ChatGPT
OpenAI's ChatGPT is a broad-capability multi-turn conversational AI product behind a chatbot interface. An agent loop orchestrates image understanding, image generation, code execution, computer use, RAG/web search, and agent memory, all running in server-side sandboxes.
Capabilities
- Multi-turn conversation
- Agent loop with tool calling
- Image understanding (vision input processing)
- Image generation (DALL-E)
- Code execution tool (Python in a sandboxed environment)
- Computer use tool
- RAG (file search over uploaded documents)
- Web search tool
- Agent memory (cross-session persistence)

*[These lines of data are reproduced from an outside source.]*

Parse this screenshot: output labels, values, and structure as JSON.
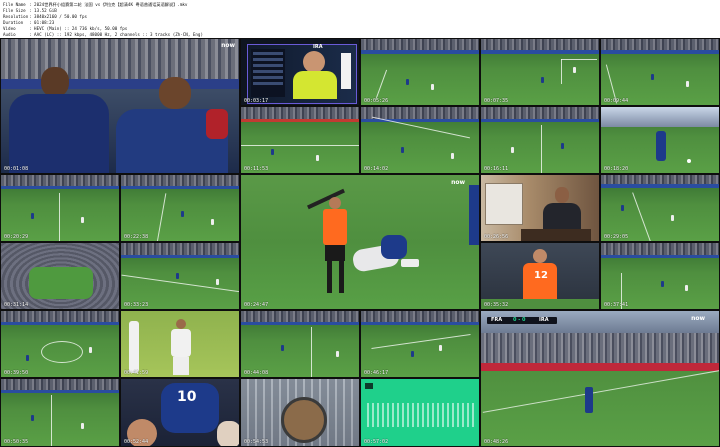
{
  "header": {
    "lines": [
      {
        "key": "File Name",
        "value": "2024世界杯小组赛第二轮 法国 vs 伊拉克【超清4K 粤语普通话英语解说】.mkv"
      },
      {
        "key": "File Size",
        "value": "13.52 GiB"
      },
      {
        "key": "Resolution",
        "value": "3840x2160 / 50.00 fps"
      },
      {
        "key": "Duration",
        "value": "01:08:23"
      },
      {
        "key": "Video",
        "value": "HEVC (Main) :: 24 736 kb/s, 50.00 fps"
      },
      {
        "key": "Audio",
        "value": "AAC (LC) :: 192 kbps, 48000 Hz, 2 channels :: 3 tracks (Zh-CN, Eng)"
      }
    ]
  },
  "broadcaster_logo": "now",
  "scoreboard": {
    "home": "FRA",
    "score": "0 - 0",
    "away": "IRA"
  },
  "timestamps": [
    "00:01:08",
    "00:03:17",
    "00:05:26",
    "00:07:35",
    "00:09:44",
    "00:11:53",
    "00:14:02",
    "00:16:11",
    "00:18:20",
    "00:20:29",
    "00:22:38",
    "00:24:47",
    "00:26:56",
    "00:29:05",
    "00:31:14",
    "00:33:23",
    "00:35:32",
    "00:37:41",
    "00:39:50",
    "00:41:59",
    "00:44:08",
    "00:46:17",
    "00:48:26",
    "00:50:35",
    "00:52:44",
    "00:54:53",
    "00:57:02",
    "00:59:11",
    "01:01:20",
    "01:03:29"
  ],
  "goalkeeper_number": "12",
  "colors": {
    "pitch": "#4f8f3f",
    "france_blue": "#1d3a8a",
    "ref_orange": "#ff6a1f",
    "accent_green": "#1fd08b"
  }
}
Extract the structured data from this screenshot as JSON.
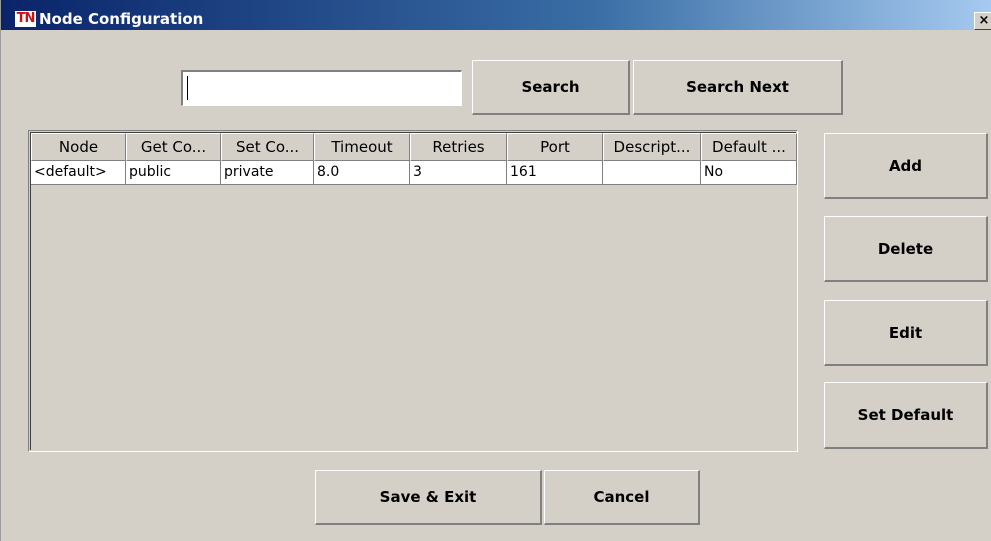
{
  "window": {
    "title": "Node Configuration",
    "icon": "tn-app-icon",
    "close_label": "×"
  },
  "search": {
    "value": "",
    "search_label": "Search",
    "search_next_label": "Search Next"
  },
  "table": {
    "columns": [
      "Node",
      "Get Co...",
      "Set Co...",
      "Timeout",
      "Retries",
      "Port",
      "Descript...",
      "Default ..."
    ],
    "rows": [
      [
        "<default>",
        "public",
        "private",
        "8.0",
        "3",
        "161",
        "",
        "No"
      ]
    ]
  },
  "side_buttons": {
    "add": "Add",
    "delete": "Delete",
    "edit": "Edit",
    "set_default": "Set Default"
  },
  "footer": {
    "save_exit": "Save & Exit",
    "cancel": "Cancel"
  },
  "colors": {
    "title_start": "#0a246a",
    "title_end": "#a6caf0",
    "face": "#d4d0c8"
  }
}
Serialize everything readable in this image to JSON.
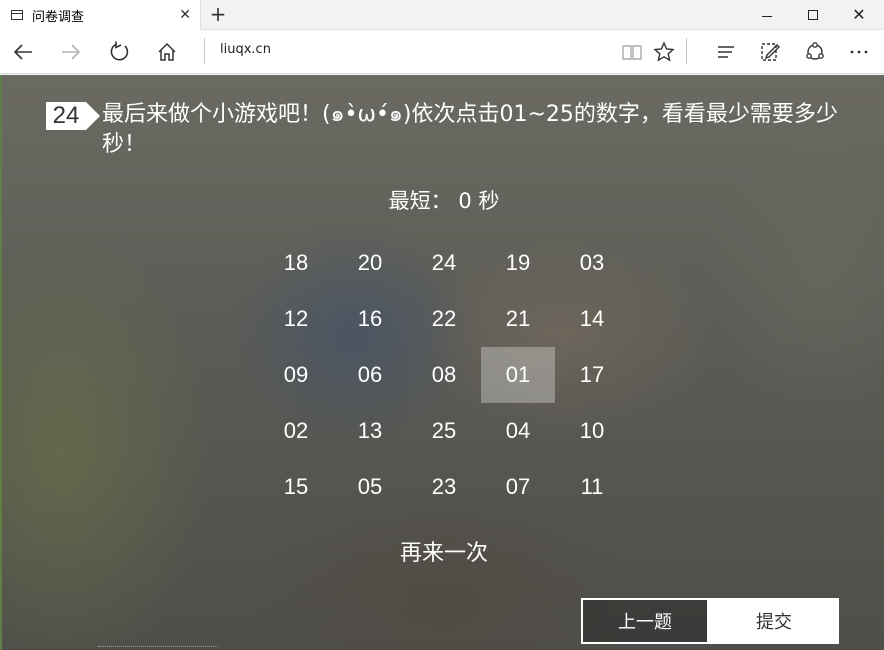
{
  "browser": {
    "tab_title": "问卷调查",
    "tab_close": "✕",
    "new_tab": "+",
    "url": "liuqx.cn"
  },
  "icons": [
    "tab-page-icon",
    "back-arrow-icon",
    "forward-arrow-icon",
    "refresh-icon",
    "home-icon",
    "reading-view-icon",
    "favorite-star-icon",
    "hub-icon",
    "web-note-icon",
    "share-icon",
    "more-icon"
  ],
  "question": {
    "number": "24",
    "text": "最后来做个小游戏吧！(๑•̀ω•́๑)依次点击01~25的数字，看看最少需要多少秒！"
  },
  "game": {
    "timer": "最短： 0 秒",
    "cells": [
      "18",
      "20",
      "24",
      "19",
      "03",
      "12",
      "16",
      "22",
      "21",
      "14",
      "09",
      "06",
      "08",
      "01",
      "17",
      "02",
      "13",
      "25",
      "04",
      "10",
      "15",
      "05",
      "23",
      "07",
      "11"
    ],
    "highlighted": "01",
    "retry": "再来一次"
  },
  "buttons": {
    "prev": "上一题",
    "submit": "提交"
  },
  "colors": {
    "accent_border": "#5e7f45",
    "overlay_text": "#ffffff"
  }
}
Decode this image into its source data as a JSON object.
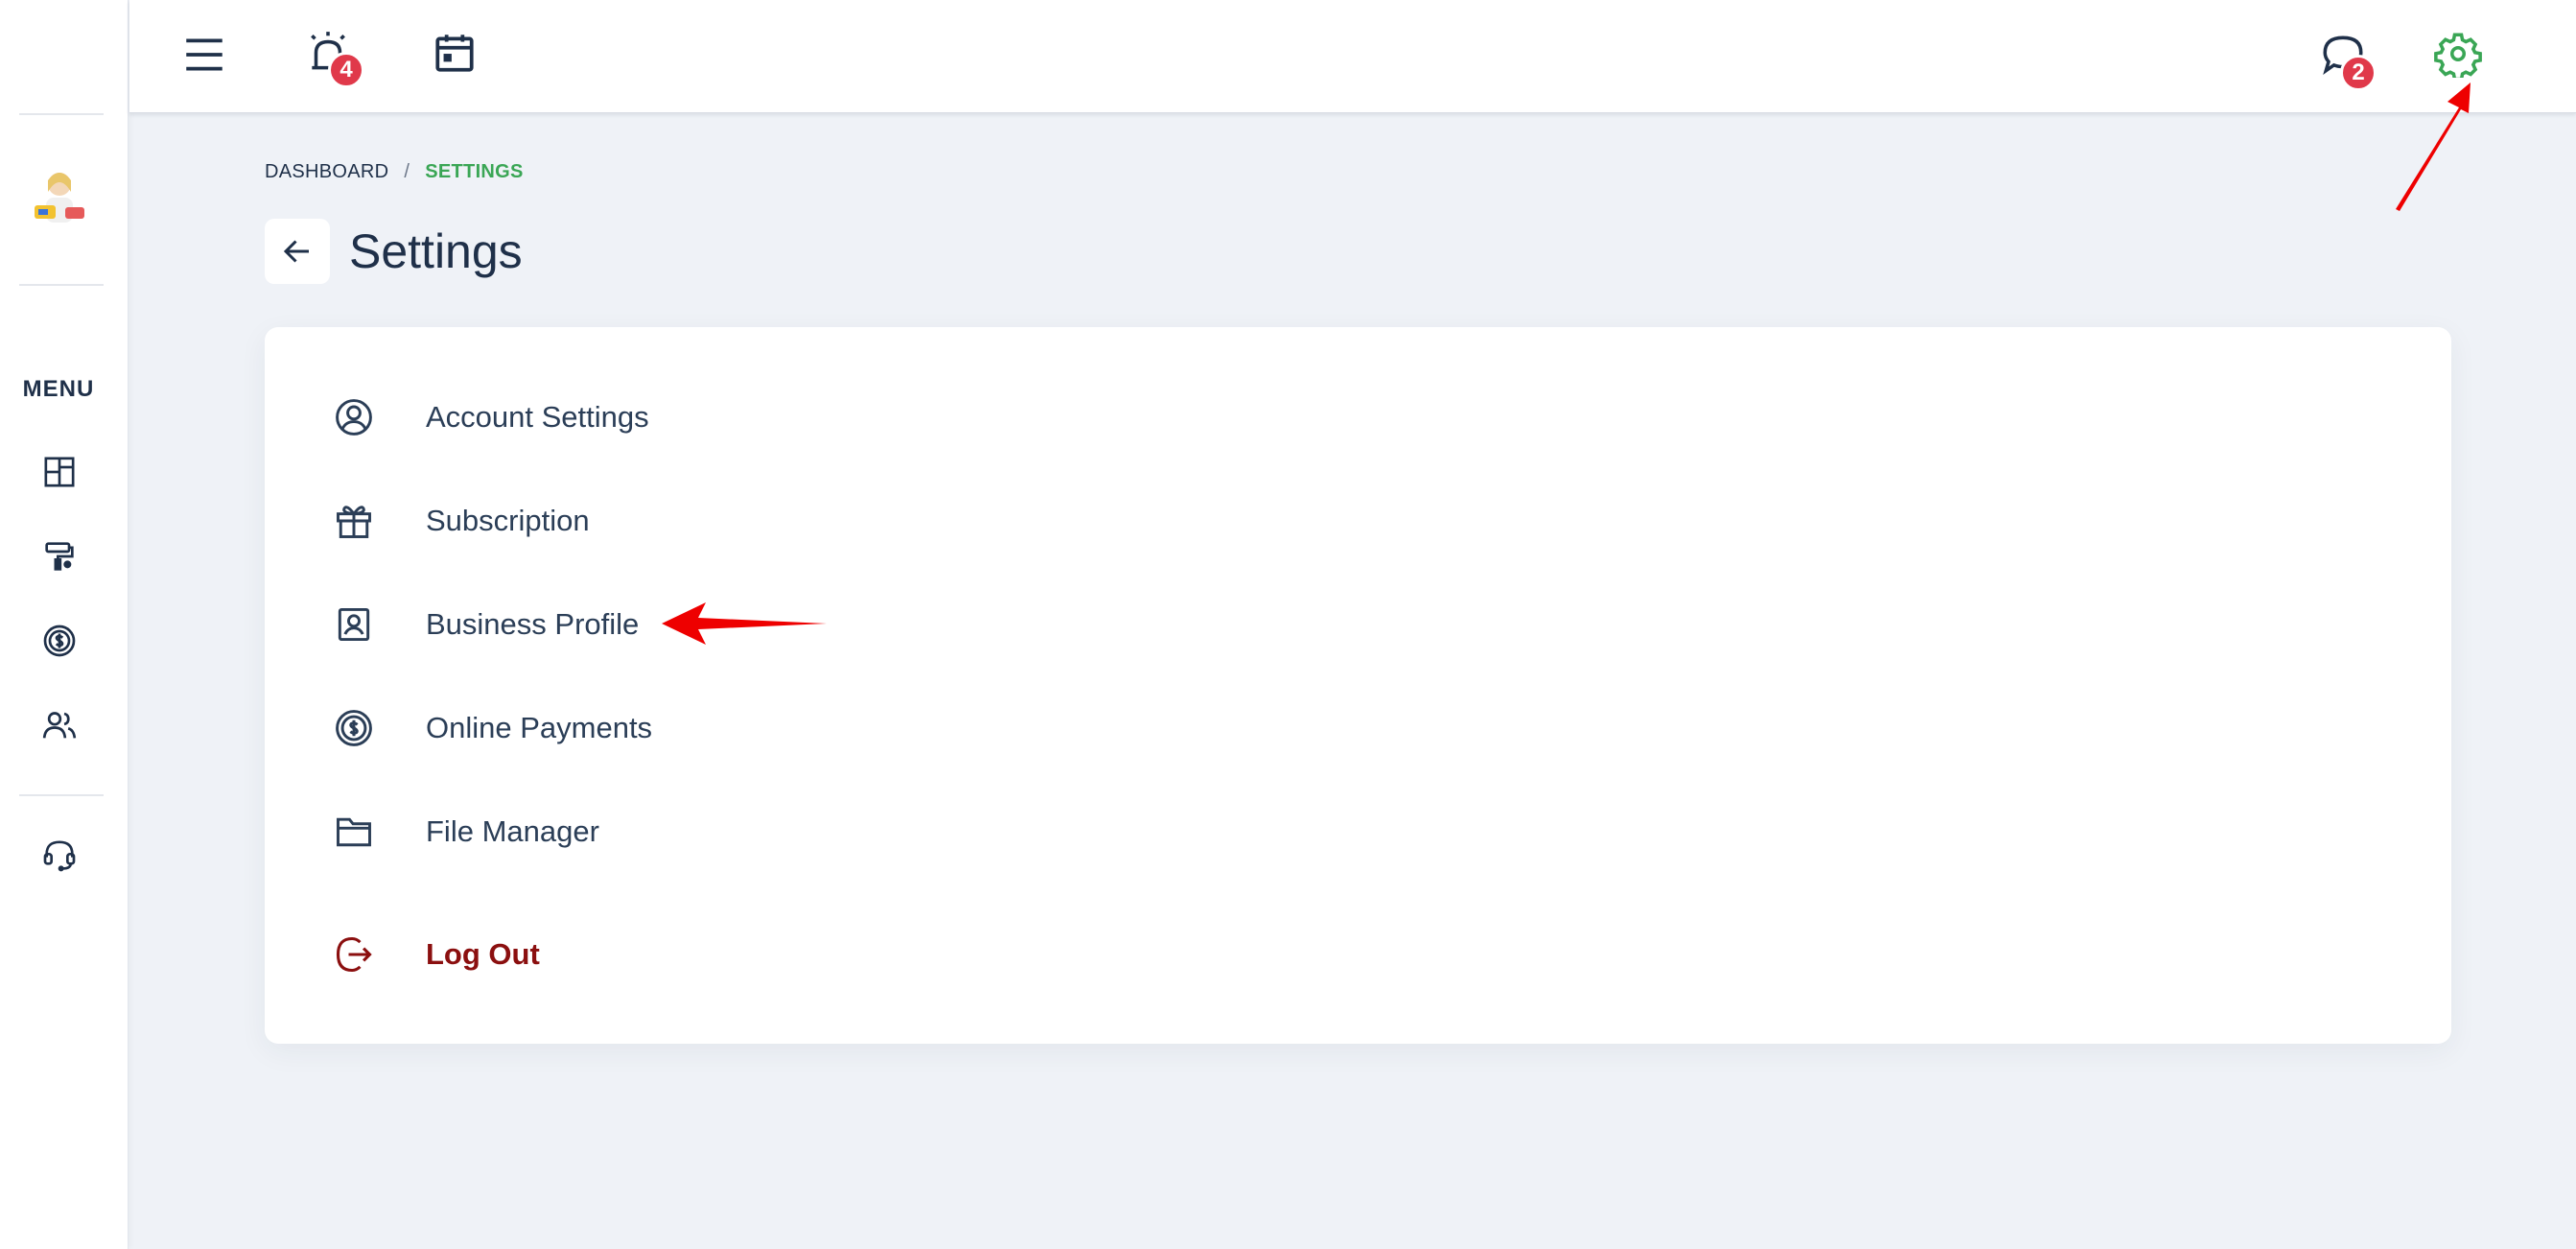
{
  "sidebar": {
    "menu_label": "MENU",
    "icons": [
      "dashboard-icon",
      "paint-roller-icon",
      "dollar-circle-icon",
      "users-icon",
      "headset-icon"
    ]
  },
  "topbar": {
    "menu_icon": "hamburger-icon",
    "alarm_icon": "alarm-icon",
    "alarm_badge": "4",
    "calendar_icon": "calendar-icon",
    "chat_icon": "chat-bubble-icon",
    "chat_badge": "2",
    "settings_icon": "gear-icon"
  },
  "breadcrumb": {
    "root": "DASHBOARD",
    "separator": "/",
    "current": "SETTINGS"
  },
  "page": {
    "title": "Settings"
  },
  "settings_menu": {
    "items": [
      {
        "label": "Account Settings",
        "icon": "user-circle-icon"
      },
      {
        "label": "Subscription",
        "icon": "gift-icon"
      },
      {
        "label": "Business Profile",
        "icon": "id-badge-icon"
      },
      {
        "label": "Online Payments",
        "icon": "dollar-circle-icon"
      },
      {
        "label": "File Manager",
        "icon": "folder-icon"
      }
    ],
    "logout_label": "Log Out"
  },
  "colors": {
    "accent_green": "#3aa655",
    "badge_red": "#e0394a",
    "logout_red": "#8b0f0f",
    "annotation_red": "#ee0000",
    "text_dark": "#1f3049",
    "background": "#eff2f7"
  }
}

- Sandbox (server-side isolation for code execution and browsing)
- Structured output
- Guardrails (model-level and application-level)
Trust analysis
ChatGPT operates as a broad-capability agent behind a conversational interface. The agent loop can select from multiple tools per turn - code execution, web search, file search, computer use - with the model deciding which tools to invoke based on the conversation. The sandbox is the critical security boundary: code execution runs in an ephemeral server-side environment with restricted filesystem and network access, and computer use operates in an isolated browser environment.
The code execution tool has no schema boundary - generated code can do anything the sandbox permits, making sandbox quality the sole containment mechanism. User-uploaded files enter the sandbox and become part of the agent's operating environment, where their content can influence reasoning (through the context) and be operated on by generated code. The ephemeral nature of the sandbox limits persistence attacks: generated files and state are discarded after the session.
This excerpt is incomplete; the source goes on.